In the USA there has become a great focus on short-term results, with a resulting unwillingness to invest in longer-term results. Businesses want to optimize the next quarterly report; too much research erodes reportable profits. The Federal govenment wants to reduce spending that doesn't offer someone a direct payoff (practical or political), so publically funded deep research gets cut. (Applied research is still pretty well funded, especially if it's a military application.)
Take the Supercollider. As the number of states being considered for its site decreased, so did the amount of support it got in Congress. The ratio of cost to "political profit" was too high.
> A quote from Asimov on the subject: "The most exciting phrase to hear in science, the one that heralds the most discoveries, is not Eureka! (I found it!) but 'That's funny...'"
That's funny...
> We should add the discovery of Intelligent Design as the biggest accident in the history of science.
It's hardly a discovery when you make up a bunch of bullshit to rationalize an a priori belief.
Nice troll though, if a bit dated.
> The experiment was therefore a success. It was interpreted correctly, and an appropriate conclusion was drawn from it. Einstein had nothing whatsoever to do with it.

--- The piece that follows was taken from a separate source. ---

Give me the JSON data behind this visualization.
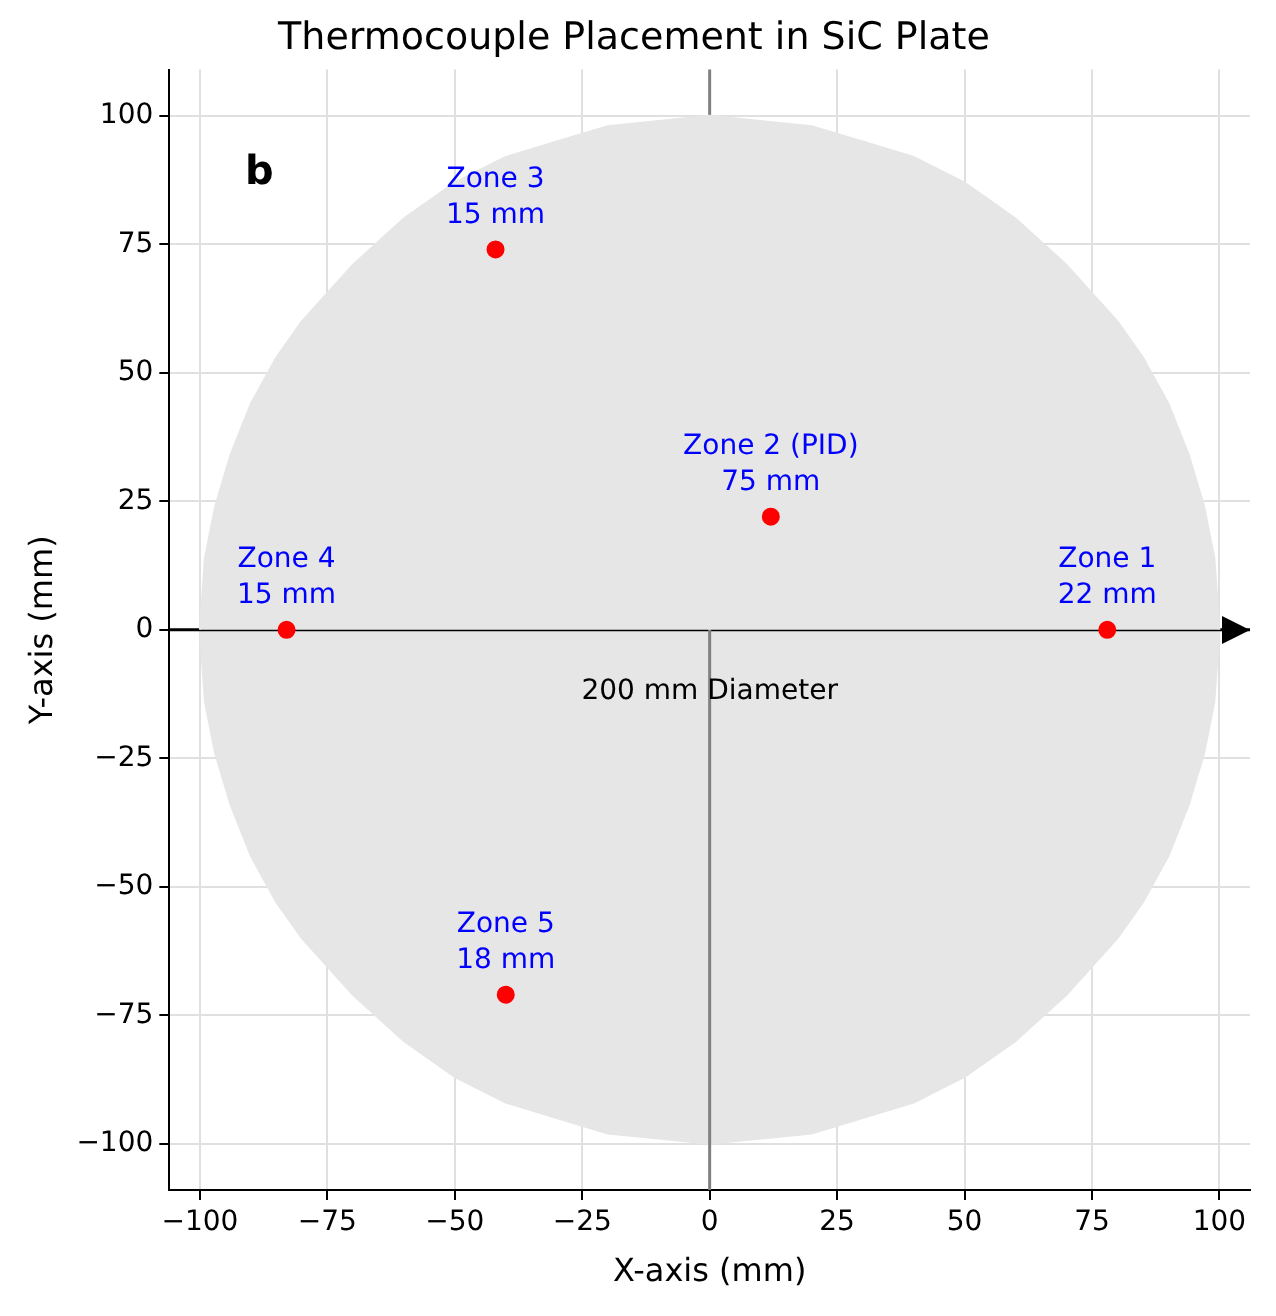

However, if I'm not mistaken, the result of the experiment set up a problem which Einstein solved by the introduction of general relativity.
> The girls just don't seem to realise that it can be fun to sit down and scratch an itch once in a while.
A Google image search for amateur + vibrator suggests otherwise.
> You would get some mod points if I had them, alas, they expired yesterday. Very insightful post.
We need a plan to help people who don't have mod points!